The winners weren’t the only stories. Simona de Silvestro continues to improve and impress with her 2nd place drive on Saturday. While she has always maintained gender neutrality, what’s impressive is that she is the first woman to manhandle a tight street circuit and pull off some great passes and make it stick. Also impressive was Barracuda Racing’s (Bryan Herta Autosport) latest find Luca Filippi. Filippi’s top 5 run was spoiled by the same caution that caught out Power, but until then Filippi was making big moves and for a driver that has not been in IndyCar that long, he is showing a bright future at the moment.

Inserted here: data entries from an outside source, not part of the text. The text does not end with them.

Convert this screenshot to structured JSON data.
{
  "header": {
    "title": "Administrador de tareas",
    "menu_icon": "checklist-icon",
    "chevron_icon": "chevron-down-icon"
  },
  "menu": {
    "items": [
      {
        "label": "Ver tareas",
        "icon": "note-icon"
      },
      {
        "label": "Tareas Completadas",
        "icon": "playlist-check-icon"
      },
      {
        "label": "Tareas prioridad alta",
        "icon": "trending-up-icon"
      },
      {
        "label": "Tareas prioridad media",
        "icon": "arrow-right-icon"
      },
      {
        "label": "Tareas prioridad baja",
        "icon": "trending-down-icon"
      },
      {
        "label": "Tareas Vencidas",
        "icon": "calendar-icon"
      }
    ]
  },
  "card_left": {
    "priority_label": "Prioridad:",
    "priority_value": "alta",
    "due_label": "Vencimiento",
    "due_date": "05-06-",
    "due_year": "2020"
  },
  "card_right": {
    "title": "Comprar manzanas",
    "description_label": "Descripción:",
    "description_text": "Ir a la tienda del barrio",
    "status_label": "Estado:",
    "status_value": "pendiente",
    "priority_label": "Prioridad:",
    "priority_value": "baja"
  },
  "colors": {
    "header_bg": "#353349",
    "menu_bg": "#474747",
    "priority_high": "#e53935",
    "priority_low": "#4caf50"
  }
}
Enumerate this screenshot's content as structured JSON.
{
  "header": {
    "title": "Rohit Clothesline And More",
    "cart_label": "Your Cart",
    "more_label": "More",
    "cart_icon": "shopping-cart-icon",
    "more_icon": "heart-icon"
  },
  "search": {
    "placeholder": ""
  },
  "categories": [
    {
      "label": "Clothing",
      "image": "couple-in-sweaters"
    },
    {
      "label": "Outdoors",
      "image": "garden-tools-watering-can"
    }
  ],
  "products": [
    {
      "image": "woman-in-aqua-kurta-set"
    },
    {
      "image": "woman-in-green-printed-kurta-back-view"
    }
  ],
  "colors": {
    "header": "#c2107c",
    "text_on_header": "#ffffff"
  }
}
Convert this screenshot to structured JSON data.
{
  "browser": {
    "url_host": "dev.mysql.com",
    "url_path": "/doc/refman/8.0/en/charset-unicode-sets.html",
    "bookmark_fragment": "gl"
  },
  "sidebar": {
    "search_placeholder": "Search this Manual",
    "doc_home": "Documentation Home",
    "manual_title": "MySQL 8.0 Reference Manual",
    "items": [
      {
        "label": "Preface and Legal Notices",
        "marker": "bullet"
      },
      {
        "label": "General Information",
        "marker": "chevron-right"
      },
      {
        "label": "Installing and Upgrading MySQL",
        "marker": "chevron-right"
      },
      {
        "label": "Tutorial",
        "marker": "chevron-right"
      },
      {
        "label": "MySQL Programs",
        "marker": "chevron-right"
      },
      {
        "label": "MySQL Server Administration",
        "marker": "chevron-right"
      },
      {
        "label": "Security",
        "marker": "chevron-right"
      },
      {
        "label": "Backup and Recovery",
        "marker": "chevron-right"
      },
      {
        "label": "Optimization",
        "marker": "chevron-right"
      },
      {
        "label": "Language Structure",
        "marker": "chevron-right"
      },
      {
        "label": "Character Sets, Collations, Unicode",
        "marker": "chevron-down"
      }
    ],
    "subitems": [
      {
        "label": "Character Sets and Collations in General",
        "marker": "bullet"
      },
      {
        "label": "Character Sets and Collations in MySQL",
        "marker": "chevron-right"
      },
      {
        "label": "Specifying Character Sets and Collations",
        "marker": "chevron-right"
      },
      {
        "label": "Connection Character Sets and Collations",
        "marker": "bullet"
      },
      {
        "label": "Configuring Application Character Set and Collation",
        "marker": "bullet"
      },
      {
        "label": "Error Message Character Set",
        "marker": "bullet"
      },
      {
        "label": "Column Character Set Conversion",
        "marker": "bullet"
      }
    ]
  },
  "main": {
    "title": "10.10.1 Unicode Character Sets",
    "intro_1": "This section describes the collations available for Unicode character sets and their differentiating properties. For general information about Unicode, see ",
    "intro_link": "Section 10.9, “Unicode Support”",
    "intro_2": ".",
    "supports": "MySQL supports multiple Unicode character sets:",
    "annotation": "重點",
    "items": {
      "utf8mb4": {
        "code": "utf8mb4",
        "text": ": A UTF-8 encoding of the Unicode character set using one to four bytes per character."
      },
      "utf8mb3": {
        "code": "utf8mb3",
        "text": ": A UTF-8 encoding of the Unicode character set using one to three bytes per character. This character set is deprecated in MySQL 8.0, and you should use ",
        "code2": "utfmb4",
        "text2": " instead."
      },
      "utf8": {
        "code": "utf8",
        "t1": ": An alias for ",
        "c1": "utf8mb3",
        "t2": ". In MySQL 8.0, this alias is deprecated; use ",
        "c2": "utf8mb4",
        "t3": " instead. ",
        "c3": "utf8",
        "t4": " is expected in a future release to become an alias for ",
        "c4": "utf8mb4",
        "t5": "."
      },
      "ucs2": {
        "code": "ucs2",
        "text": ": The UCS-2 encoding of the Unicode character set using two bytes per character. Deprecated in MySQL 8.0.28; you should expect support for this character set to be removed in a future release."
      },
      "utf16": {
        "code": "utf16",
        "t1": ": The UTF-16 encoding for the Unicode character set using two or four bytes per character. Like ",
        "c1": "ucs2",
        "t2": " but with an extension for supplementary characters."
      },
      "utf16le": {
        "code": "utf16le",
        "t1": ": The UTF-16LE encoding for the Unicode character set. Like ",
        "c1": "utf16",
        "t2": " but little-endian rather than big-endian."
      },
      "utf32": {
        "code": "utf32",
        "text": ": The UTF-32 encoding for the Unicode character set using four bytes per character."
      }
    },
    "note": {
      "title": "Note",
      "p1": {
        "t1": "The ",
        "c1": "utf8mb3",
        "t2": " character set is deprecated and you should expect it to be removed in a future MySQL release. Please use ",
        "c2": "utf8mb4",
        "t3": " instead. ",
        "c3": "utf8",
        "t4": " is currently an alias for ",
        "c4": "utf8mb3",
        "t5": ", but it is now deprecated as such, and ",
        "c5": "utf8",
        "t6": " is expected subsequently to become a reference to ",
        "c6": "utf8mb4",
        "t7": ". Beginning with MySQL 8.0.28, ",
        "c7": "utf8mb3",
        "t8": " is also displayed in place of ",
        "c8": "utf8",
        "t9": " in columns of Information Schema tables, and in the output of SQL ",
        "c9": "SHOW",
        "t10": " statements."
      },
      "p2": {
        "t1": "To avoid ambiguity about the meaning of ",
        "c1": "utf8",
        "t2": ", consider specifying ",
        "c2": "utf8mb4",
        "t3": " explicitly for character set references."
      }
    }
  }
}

Helio Castroneves had over a race lead over Dixon heading into the weekend, but gearbox troubles on both days evaporated that lead and now he trails Dixon by 25 points heading into Fontana. Castroneves has plainly just been more consistent than the other drivers, but recently he hasn’t had a dynamite car throughout a whole race weekend. At Sonoma and Balitmore he turned 2 mid pack runs into top 10s and has only led 12 laps since his win at Texas in June. Dixon on the other hand has led 233 laps since the midpoint of the season.

That is the nature of Doubleheaders, though. Losing that many points in a short amount of time is what can happen on a Doubleheader.